Paul Krugman (PK), o Prémio Nobel da Economia mais português de todos quantos (ele que passa temporadas no Algarve, onde parece ser proprietário de uma residência, e anda frequentemente por Lisboa, onde consegue manter amizade com um seu colega de tempos universitários com os atributos de Jorge Braga de Macedo), continua de pena muito afiada (em quantidade e qualidade, sublinhe-se, também com uma agudeza crítica assinalável em relação ao trumpismo) e prossegue no “Substack” a senda dos longos anos que assinou no “New York Times”. Um dia destes trarei aqui alguns elementos mais substantivos dos seus contributos recentes mas hoje limito-me a um texto ali publicado e a que achei graça (“The Hits Keep Coming”) pelo facto de deixar manifesto quanto já não suporta as realmente insuportáveis diatribes de “Donald Trump e companhia” – o dito artigo explicita em subtítulo ao que vem (how much chaos can the economy take?) e desenvolve-se de modo sucinto em torno de “boas notícias” e “más notícias”.
A boa notícia apontada tem a ver como o facto de que “a economia dos EUA se mostrou notavelmente resiliente desde que os "macacos do caos" — vulgo Donald Trump e sua comandita — assumiram o controle do zoológico”, apesar de ter vindo a verificar-se a produção de “choque atrás de choque”(designadamente: guerra comercial, conflito com o Irão, quebra de relacionamento com os países aliados, degradação da capacidade e da competência do governo dos EUA, deportações em massa, subida das taxas de juros de longo prazo para níveis que não se viam há décadas).
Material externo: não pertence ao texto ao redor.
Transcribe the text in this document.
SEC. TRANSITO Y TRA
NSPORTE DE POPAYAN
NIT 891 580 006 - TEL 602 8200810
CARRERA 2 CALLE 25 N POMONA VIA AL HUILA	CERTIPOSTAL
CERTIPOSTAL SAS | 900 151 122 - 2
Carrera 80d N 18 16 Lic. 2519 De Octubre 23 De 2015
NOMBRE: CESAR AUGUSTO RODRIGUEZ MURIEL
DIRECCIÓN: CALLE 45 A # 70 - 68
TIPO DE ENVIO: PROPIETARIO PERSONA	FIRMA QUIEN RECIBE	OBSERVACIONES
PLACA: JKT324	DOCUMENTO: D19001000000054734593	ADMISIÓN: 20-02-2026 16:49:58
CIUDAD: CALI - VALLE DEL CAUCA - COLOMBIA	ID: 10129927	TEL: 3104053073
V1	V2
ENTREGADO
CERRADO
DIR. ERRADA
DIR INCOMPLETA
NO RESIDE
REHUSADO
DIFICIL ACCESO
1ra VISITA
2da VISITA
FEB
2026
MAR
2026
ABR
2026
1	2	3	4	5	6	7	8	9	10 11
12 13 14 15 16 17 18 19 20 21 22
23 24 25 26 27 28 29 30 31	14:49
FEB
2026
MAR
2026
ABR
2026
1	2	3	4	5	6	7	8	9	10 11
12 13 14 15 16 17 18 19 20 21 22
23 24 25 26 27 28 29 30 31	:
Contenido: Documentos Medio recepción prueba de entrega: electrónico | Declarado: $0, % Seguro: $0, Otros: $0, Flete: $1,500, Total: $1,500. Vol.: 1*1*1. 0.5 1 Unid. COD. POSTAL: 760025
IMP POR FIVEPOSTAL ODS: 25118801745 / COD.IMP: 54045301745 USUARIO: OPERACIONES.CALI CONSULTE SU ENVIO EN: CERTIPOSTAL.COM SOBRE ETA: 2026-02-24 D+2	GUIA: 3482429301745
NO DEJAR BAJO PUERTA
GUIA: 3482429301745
Quanto às más notícias, PK aponta o facto de os choques prosseguirem, o que determina que os investidores e as empresas percecionem que os choques provocados por Trump não são eventos isolados a que conseguem adaptar-se, com maior ou menor dificuldade, se os assumirem como um “novo normal” mas correspondem a “ameaças existenciais” (caso da indústria automóvel, dos stocks de armamento sofisticado ou do nível das taxas de juro) insuscetíveis de serem integrados em mínimos de previsibilidade e consequente resposta apropriada por parte de qualquer gestão empresarial. Ou seja, e citando: “Talvez a economia consiga lidar com o caos crescente. Mas o facto de ter conseguido andar para a frente até agora, mesmo com dificuldades, não garante que ela conseguirá lidar igualmente bem com os sucessivos golpes que continuam a surgir.”
E é aqui que reside, nem mais, a incerteza que dá corpo ao drama que carateriza o atual momento da (des)ordem internacional que Trump tão irresponsavelmente comanda.